Speeding Down The Information Superhighway.
Buy your favorite piece of American steel, trick it out from the wheels up and challenge the unwary to an all-out asphalt-eating contest. The winner gets parts, pink slips or bragging rights at the local all-night diner. The loser…well, the loser gets to spend more time under the hood.
No, it isn’t a scene from American Graffiti. It’s the latest and most ambitious creation in the Need for Speed series and it’s definitely the prettiest pup in the litter.
By the time Need for Speed: Motor City rolls onto the shelves, it will be sporting a completely new game engine, incredible graphics, enhanced physics and will offer the widest selection of classic cars in any racing game to date. But it is the revolutionary multiplayer mode that is the real star here. Electronic Arts aspires to create an online world, a virtual racing community with as much depth as massively multiplayer fantasy games like Everquest or Ultima Online.
Online gamers will be able to meet, chat and race in twelve different districts of Motor City, a unique virtual city-world with distinct racing areas, an active economy, and a sanctioned racing circuit (complete with its own soon-to-be-coveted Motor City Cup).
The cars you’ll be racing will be yours, not a carbon copy of the next guy’s. Motor City will feature over 30 licensed cars from the 30’s to the early 70’s with more to be downloadable after ship date. All of these machines are fully upgradable and thousands of auto parts, both licensed and generic, will be available for sale or trade. From transmission to fuzzy dice, the cars will be what you make them. Even paintjobs are completely customizable, not just an Earl Schieb $99 special. Every car has the potential to be a true work of art.
Another unique feature will be the Motor City Gazette, a virtual town newspaper. Players will be able to buy, sell and trade cars and parts (even paintjobs), learn where the cops hang out and find out who got busted for speeding or reckless driving the night before.
Maybe you just want to race and don’t have time for multiplayer, or perhaps you want to hone your driving skills without humiliating yourself in public. Never fear, EA has thought of you, too.

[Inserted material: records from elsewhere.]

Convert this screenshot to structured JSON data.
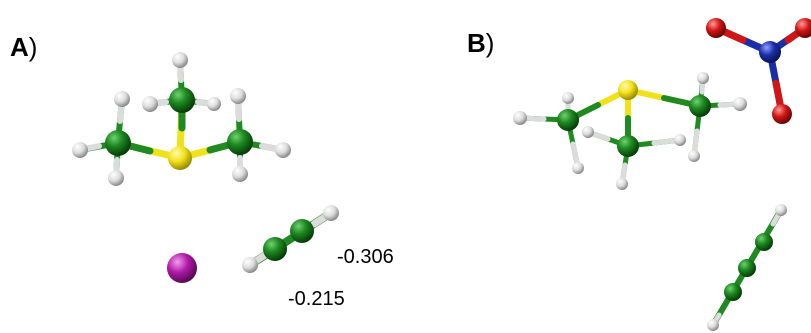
{
  "figure": {
    "panels": [
      {
        "id": "A",
        "letter": "A",
        "paren": ")"
      },
      {
        "id": "B",
        "letter": "B",
        "paren": ")"
      }
    ],
    "charges": [
      {
        "panel": "A",
        "value": "-0.306"
      },
      {
        "panel": "A",
        "value": "-0.215"
      }
    ]
  },
  "colors": {
    "carbon": "#0d6b12",
    "hydrogen": "#e6e6e6",
    "sulfur": "#f0e21a",
    "iodine": "#b01aa8",
    "nitrogen": "#1a2ea8",
    "oxygen": "#d11414"
  }
}
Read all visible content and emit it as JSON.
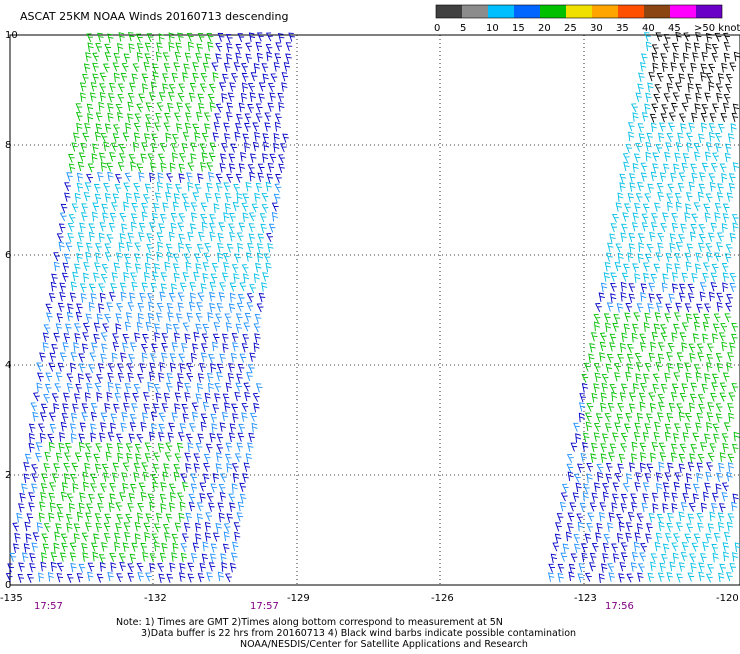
{
  "title": "ASCAT 25KM NOAA Winds 20160713 descending",
  "legend": {
    "labels": [
      "0",
      "5",
      "10",
      "15",
      "20",
      "25",
      "30",
      "35",
      "40",
      "45",
      ">50 knots"
    ],
    "colors": [
      "#404040",
      "#8c8c8c",
      "#00bfff",
      "#0066ff",
      "#00c000",
      "#f0e000",
      "#ffa500",
      "#ff5000",
      "#8b4513",
      "#ff00ff",
      "#6a00c8"
    ]
  },
  "axes": {
    "y_ticks": [
      "0",
      "2",
      "4",
      "6",
      "8",
      "10"
    ],
    "x_ticks": [
      "-135",
      "-132",
      "-129",
      "-126",
      "-123",
      "-120"
    ],
    "times": [
      "17:57",
      "17:57",
      "17:56"
    ]
  },
  "notes": {
    "line1": "Note: 1) Times are GMT 2)Times along bottom correspond to measurement at 5N",
    "line2": "3)Data buffer is 22 hrs from 20160713 4) Black wind barbs indicate possible contamination",
    "line3": "NOAA/NESDIS/Center for Satellite Applications and Research"
  },
  "colors": {
    "barb_blue": "#0000c8",
    "barb_lightblue": "#1e90ff",
    "barb_cyan": "#00bfe6",
    "barb_green": "#00c000",
    "barb_black": "#000000",
    "time_label": "#800080"
  }
}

Need for Speed: Motor City also has a variety of different game modes allowing for offline jump-on play.
The enterprising folks at EA seem to have thought of everything. If all that brainwork pays off, Motor Cityshould prove to be the best in the Need for Speed series and will be vying for best racing sim of the year. Of course, we’ll have to wait until Fall for a test drive, but that will give racing sim fanatics a chance to say good-bye to their loved ones.
Greasers rejoice! Motor City is due out in Fall 2000 for the PC.